On February 12, 2014 VGM attended the ALJ forum in Washington DC.

March 2014 US Rehab Article

On February 12, 2014 VGM attended the ALJ forum in Washington DC.

We “STORMED” the hill well, we “tried” to storm the hill the HILL stormed us and although, a few did get to attend some meetings with legislative staff we did not get to make as many as we wanted to.

The forum was held to inform all concerned about the issues they were having with the huge backlog of ALJ hearings.

The forum was well attended by interested parties from all areas of Medicare including hospitals/ home health but I was proud to see the numbers that VGM brought to the forum. The DME industry was well represented and I know we got the point across that we wanted them to understand.

The VGM/US Rehab members sent me some very good examples of denials that should have never gotten past the first level of appeals. I was able to make contact with a very nice gentleman that listened to my concerns and was very appreciative of the examples we gave him.

I explained in detail the issues that we saw with the lower level of appeals that could be corrected and decrease the amount of claims that had to move on to the ALJ level.

The result, in my opinion, was well worth the trip to attend the forum.

The presentations were very well organized and the speakers were excellent.

Here is what became of our “examples” – the gentleman contacted the C2C contractor with the examples and went over our concerns. I have learned that a manager has them and is reviewing and correcting the issues. We have also been in contact with the C2C solutions through a member of the Jurisdiction D DAC team and they have expressed an interest in working with the DAC to have open communications with the industry to assist with improving the consistency and accuracy of the review process.

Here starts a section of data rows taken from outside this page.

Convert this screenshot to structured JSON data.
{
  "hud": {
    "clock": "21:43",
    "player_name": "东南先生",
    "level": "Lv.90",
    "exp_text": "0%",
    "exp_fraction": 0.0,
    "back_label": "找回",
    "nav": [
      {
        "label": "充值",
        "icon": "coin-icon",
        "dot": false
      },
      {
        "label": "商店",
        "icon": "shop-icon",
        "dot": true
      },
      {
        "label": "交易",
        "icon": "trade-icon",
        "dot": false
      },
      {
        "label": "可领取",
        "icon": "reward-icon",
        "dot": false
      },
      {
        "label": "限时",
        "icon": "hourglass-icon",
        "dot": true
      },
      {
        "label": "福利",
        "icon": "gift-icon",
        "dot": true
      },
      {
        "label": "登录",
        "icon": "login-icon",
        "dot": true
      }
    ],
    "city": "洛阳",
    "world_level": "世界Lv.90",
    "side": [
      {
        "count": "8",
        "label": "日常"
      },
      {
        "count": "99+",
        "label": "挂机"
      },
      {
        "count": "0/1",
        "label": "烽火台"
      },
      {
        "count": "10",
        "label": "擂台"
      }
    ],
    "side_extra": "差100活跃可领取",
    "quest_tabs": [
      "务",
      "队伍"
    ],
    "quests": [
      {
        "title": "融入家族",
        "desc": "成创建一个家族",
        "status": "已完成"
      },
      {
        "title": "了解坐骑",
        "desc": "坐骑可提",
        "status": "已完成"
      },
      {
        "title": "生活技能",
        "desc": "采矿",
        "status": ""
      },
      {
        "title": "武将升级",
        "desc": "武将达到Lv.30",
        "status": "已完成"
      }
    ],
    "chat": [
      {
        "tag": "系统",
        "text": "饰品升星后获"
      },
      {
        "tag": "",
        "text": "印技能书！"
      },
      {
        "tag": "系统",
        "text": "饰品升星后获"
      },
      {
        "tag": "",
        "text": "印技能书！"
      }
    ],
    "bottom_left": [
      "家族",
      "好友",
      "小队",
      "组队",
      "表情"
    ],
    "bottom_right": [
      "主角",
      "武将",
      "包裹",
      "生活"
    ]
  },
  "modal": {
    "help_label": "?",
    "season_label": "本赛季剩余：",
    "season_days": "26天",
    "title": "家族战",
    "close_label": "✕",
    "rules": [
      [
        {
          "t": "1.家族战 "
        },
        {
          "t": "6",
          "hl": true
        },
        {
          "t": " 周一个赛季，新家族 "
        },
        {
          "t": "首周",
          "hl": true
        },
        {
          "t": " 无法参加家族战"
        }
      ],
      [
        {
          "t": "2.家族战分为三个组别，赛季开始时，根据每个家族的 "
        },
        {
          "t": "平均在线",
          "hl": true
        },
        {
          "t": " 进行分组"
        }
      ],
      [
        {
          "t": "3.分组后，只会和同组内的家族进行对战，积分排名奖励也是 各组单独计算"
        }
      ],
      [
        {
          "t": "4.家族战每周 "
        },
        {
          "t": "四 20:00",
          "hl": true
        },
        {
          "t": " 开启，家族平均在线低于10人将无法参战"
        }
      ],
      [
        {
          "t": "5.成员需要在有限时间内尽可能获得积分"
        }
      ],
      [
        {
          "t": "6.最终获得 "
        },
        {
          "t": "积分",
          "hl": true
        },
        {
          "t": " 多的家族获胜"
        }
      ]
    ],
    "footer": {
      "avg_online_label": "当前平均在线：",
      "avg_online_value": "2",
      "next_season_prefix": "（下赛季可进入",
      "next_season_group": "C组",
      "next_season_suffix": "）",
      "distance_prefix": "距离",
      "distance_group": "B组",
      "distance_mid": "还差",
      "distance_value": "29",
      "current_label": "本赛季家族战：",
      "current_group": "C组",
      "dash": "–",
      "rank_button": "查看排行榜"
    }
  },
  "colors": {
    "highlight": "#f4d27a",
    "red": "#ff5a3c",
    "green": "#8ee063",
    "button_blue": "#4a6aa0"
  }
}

CMS has also delayed any further additional RAC audits until the new contract has been assigned in 2014.

They will be giving instructions to the new contractor that they must respond to any requests from a supplier within 3 days from date of phone calls.

a.        We have been asked to assist in gathering documentation with specific issues we see and letting the C2C know if we do not receive timely call backs. I will suggest at this point if you have specific issues please forward them to me [email protected]  — We need the time and date you called; when and if you received a call back; if you did speak with someone what was the results of that conversation?  As always make sure you get the name or op ID; exactly what was discussed and date and time of the call.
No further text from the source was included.